Neural markers of perceptual integration without attention
Speaker: Johannes Fahrenfort; Vrije Universiteit, Amsterdam
A number of studies have shown that object detection and object categorisation can occur outside consciousness, and are largely mediated by feedforward connections in the brain. Conscious object perception on the other hand, requires a process of neuronal integration mediated by recurrent connections. The question I will address in this talk, is to what extent this process of integration requires attention. Traditionally, recurrent processing has been associated with top down attention and control. However, going against a long tradition in which attention is thought to cause feature integration, a number of studies suggest that feature integration also takes place without attention. This would imply that neuronal integration does not require attentional control. In a recent EEG experiment, we tested whether neural markers of feature integration occur without attention.
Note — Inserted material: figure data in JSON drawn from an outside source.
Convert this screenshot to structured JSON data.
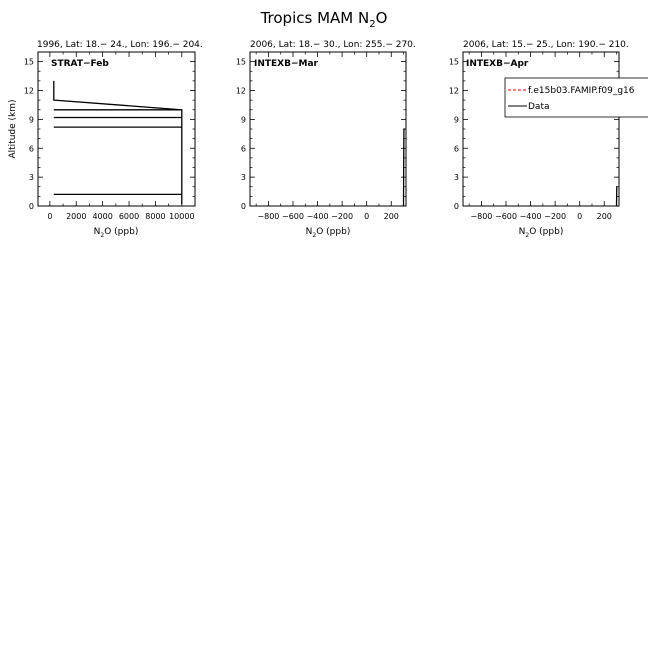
{
  "page_title": "Tropics MAM N",
  "page_title_sub": "2",
  "page_title_tail": "O",
  "legend": {
    "model_label": "f.e15b03.FAMIP.f09_g16",
    "data_label": "Data"
  },
  "colors": {
    "model": "#ff0000",
    "data": "#000000"
  },
  "chart_data": [
    {
      "type": "line",
      "title": "1996, Lat: 18.− 24., Lon: 196.− 204.",
      "panel_label": "STRAT−Feb",
      "xlabel": "N2O (ppb)",
      "ylabel": "Altitude (km)",
      "xlim": [
        -900,
        11000
      ],
      "ylim": [
        0,
        16
      ],
      "xticks": [
        0,
        2000,
        4000,
        6000,
        8000,
        10000
      ],
      "yticks": [
        0,
        3,
        6,
        9,
        12,
        15
      ],
      "series": [
        {
          "name": "Data",
          "x": [
            300,
            300,
            330,
            10000,
            10000
          ],
          "y": [
            13.0,
            11.0,
            11.0,
            10.0,
            0.2
          ]
        },
        {
          "name": "Data",
          "x": [
            300,
            10000
          ],
          "y": [
            10.0,
            10.0
          ]
        },
        {
          "name": "Data",
          "x": [
            300,
            10000
          ],
          "y": [
            9.2,
            9.2
          ]
        },
        {
          "name": "Data",
          "x": [
            300,
            10000
          ],
          "y": [
            8.2,
            8.2
          ]
        },
        {
          "name": "Data",
          "x": [
            300,
            10000
          ],
          "y": [
            1.2,
            1.2
          ]
        }
      ]
    },
    {
      "type": "line",
      "title": "2006, Lat: 18.− 30., Lon: 255.− 270.",
      "panel_label": "INTEXB−Mar",
      "xlabel": "N2O (ppb)",
      "ylabel": "",
      "xlim": [
        -950,
        320
      ],
      "ylim": [
        0,
        16
      ],
      "xticks": [
        -800,
        -600,
        -400,
        -200,
        0,
        200
      ],
      "yticks": [
        0,
        3,
        6,
        9,
        12,
        15
      ],
      "series": [
        {
          "name": "Data",
          "x": [
            300,
            303,
            310
          ],
          "y": [
            0.0,
            8.0,
            8.0
          ]
        }
      ]
    },
    {
      "type": "line",
      "title": "2006, Lat: 15.− 25., Lon: 190.− 210.",
      "panel_label": "INTEXB−Apr",
      "xlabel": "N2O (ppb)",
      "ylabel": "",
      "xlim": [
        -950,
        320
      ],
      "ylim": [
        0,
        16
      ],
      "xticks": [
        -800,
        -600,
        -400,
        -200,
        0,
        200
      ],
      "yticks": [
        0,
        3,
        6,
        9,
        12,
        15
      ],
      "series": [
        {
          "name": "Data",
          "x": [
            300,
            302,
            305
          ],
          "y": [
            0.0,
            2.0,
            2.0
          ]
        }
      ]
    }
  ]
}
Employing a 2 by 2 factorial design of masking and the attentional blink, we show that behaviourally, both masking and attention affect the degree to which subjects are able to report on integrated percepts (i.e. illusory surface perception in a Kanizsa figure). However, when using a multivariate classifier on the EEG, one can decode the presence of integrated percepts equally well for blinked and non-blinked trials, whereas masking selectively abolishes the ability to decode integrated percepts (but not features). This study uncovers a fundamental difference in the way attention and masking impact cortical processing. Together, these data suggest that feature integration does not require attention, whereas it is abolished by masking.